Episode 65 - Lawrie McKinna's Political Football; Australian soccer's optimism

Download and listen to this episode here.

By the time this post is up, the Football Writers Festival will have come and gone. Then there's the usual brief spiel on Mark Boric, and the lifting of restrictions on in person library visits.

We look at Tim Sherratt's list of non-English language newspapers on Trove. Wel also take a very quick look at the soccer references on a new database, Digital Pasifik.

Then a digression into a non-soccer project of Ian's - namely an Australian rules project called "make footy great again" - which leads to an odd discussion about how such an equivalent discussion work within the context of Australian soccer. You can see the bit that Ian's reads out abut the optimism of Australian soccer in 1913. Do we always look forward to better times, as opposed to "footy" always looking back to a mythic golden age, and both rugbys already being assured that they are and always have been,

In 100 Years Ago Today we look at a report on crowd violence at English football matche; s; a report on soccer and betting and wowserish anti-working class attitudes to soccer supporters, also from the UK; a report from a game between Bowen and the crew of the HMAS Melbourne, and what that report might indicate about why so many ships seemed to be inclined towards soccer; and the soccer finals at last in Newcastle, with a bonus supplementary photo from the 1960s of a later grand final.

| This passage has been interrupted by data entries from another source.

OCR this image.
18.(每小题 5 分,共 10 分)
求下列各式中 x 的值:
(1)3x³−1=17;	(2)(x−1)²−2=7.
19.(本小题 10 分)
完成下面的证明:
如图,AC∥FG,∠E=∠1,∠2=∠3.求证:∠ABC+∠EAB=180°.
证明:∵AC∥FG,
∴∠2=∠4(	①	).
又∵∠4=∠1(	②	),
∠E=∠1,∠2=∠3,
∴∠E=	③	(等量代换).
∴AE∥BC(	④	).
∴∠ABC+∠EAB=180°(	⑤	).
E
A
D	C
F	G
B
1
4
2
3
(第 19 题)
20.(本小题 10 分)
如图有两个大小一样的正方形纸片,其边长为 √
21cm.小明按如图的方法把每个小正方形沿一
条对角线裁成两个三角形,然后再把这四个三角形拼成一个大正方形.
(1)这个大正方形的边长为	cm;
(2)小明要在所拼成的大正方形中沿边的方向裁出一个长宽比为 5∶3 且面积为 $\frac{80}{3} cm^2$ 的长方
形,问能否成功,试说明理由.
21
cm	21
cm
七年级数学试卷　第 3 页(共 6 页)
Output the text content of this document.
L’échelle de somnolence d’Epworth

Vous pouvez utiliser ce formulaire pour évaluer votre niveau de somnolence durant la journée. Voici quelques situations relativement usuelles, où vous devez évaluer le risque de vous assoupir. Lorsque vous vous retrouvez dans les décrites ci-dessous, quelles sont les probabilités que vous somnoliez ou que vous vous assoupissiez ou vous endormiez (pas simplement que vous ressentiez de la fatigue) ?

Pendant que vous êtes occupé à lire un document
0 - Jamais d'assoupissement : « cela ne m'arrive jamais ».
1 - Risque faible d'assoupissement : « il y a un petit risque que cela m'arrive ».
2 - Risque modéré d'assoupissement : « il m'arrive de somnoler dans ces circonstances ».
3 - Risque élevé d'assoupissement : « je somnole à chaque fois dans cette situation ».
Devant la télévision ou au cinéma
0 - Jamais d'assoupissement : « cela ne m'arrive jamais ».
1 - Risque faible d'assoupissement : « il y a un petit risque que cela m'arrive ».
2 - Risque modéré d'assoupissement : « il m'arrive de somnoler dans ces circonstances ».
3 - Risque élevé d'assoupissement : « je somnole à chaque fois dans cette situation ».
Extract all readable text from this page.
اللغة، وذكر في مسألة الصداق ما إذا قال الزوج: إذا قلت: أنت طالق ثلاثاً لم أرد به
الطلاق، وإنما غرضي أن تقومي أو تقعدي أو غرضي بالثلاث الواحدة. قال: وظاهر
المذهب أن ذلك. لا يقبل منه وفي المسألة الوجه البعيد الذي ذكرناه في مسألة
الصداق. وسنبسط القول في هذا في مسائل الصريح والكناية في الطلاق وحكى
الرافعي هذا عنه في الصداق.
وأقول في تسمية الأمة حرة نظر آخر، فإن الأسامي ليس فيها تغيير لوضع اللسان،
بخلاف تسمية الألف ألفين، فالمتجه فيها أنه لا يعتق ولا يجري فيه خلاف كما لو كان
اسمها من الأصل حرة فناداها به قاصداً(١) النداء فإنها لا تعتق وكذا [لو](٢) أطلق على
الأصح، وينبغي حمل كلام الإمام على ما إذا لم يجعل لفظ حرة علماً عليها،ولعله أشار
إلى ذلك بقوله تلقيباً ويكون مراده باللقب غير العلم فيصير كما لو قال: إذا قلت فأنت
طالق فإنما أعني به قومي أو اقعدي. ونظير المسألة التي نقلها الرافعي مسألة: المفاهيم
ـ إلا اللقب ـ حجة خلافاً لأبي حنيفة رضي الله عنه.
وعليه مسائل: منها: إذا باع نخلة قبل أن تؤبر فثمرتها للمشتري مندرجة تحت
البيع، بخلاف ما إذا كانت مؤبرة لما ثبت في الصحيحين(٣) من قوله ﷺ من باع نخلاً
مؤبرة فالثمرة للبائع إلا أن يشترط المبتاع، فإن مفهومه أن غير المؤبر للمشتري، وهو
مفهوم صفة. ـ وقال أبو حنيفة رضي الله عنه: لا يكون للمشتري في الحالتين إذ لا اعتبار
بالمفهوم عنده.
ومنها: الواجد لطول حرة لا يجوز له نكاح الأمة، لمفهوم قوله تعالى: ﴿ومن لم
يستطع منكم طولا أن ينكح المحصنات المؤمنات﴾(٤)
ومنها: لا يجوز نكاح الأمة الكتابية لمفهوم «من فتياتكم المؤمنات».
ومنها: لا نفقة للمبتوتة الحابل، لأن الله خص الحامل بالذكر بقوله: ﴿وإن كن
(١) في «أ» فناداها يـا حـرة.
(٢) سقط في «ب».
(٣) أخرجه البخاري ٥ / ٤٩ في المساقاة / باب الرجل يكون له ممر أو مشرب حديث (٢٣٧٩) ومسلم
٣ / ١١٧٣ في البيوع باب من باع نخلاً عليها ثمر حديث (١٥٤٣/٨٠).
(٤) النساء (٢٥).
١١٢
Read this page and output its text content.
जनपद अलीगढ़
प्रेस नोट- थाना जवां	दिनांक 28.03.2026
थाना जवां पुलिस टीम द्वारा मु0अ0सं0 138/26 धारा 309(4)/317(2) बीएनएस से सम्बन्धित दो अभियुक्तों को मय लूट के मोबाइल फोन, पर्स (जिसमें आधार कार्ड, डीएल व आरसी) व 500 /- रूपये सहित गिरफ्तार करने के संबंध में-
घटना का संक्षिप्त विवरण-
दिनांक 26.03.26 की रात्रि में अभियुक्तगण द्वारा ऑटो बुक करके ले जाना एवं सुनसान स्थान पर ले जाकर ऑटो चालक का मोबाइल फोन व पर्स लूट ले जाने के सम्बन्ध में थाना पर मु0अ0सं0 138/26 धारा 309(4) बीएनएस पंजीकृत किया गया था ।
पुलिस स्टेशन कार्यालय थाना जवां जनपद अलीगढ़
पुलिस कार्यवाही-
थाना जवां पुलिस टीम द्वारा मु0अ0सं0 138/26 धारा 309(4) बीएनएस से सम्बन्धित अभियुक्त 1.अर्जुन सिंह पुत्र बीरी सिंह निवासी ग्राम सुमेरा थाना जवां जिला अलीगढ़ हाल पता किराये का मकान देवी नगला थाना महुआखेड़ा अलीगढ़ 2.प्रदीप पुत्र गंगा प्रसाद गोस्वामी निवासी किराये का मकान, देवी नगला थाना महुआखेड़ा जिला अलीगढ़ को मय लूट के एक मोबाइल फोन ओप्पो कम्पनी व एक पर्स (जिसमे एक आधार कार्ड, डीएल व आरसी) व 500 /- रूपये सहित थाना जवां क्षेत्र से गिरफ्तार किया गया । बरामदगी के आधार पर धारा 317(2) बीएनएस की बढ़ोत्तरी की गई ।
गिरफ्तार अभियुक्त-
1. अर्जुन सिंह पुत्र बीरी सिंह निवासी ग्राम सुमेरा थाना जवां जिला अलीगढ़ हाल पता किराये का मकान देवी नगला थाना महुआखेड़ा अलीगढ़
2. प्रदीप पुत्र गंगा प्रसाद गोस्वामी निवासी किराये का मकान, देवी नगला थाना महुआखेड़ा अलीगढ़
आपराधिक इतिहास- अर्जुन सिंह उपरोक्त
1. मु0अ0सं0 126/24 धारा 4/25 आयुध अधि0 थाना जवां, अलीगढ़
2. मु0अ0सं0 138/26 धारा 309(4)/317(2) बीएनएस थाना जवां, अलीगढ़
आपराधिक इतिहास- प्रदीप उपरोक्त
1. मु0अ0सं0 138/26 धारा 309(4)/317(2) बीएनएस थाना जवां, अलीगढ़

In the final segment Paul looks at Lawrie McKinna's autobiography Political Football (as told to Adrian Deans). Paul looks at:

  • McKinna's upbringing in Australia and Scotland.
  • His unorthodox rise through the ranks of Scottish football, eventyually becoming a professional with Kilmarnock.
  • The nature of Scottish football at the time - ncluding the revelation to Paul that even in the top-division, there were teams made up of semi-pros.
  • The particular conditions of Scottish football which would see players like McKinna try their luck in Australia.
  • McKinna's time as a player in Australia at a variety of NSL and state league clubs, and the often less than stellar conduct of those clubs towards players - especially injured ones.
  • McKinna's transition into coaching, first as an assistant at Sydney Olympic, and later as head coach at Northern Spirit and Central Coast Mariners - and his eventual move into the corporate side of the game, as well as a move into local politics.
  • The insights into the final seasons of the National Soccer League, the transition into the early A-League era, and the difficulties of being a small club with limited cash.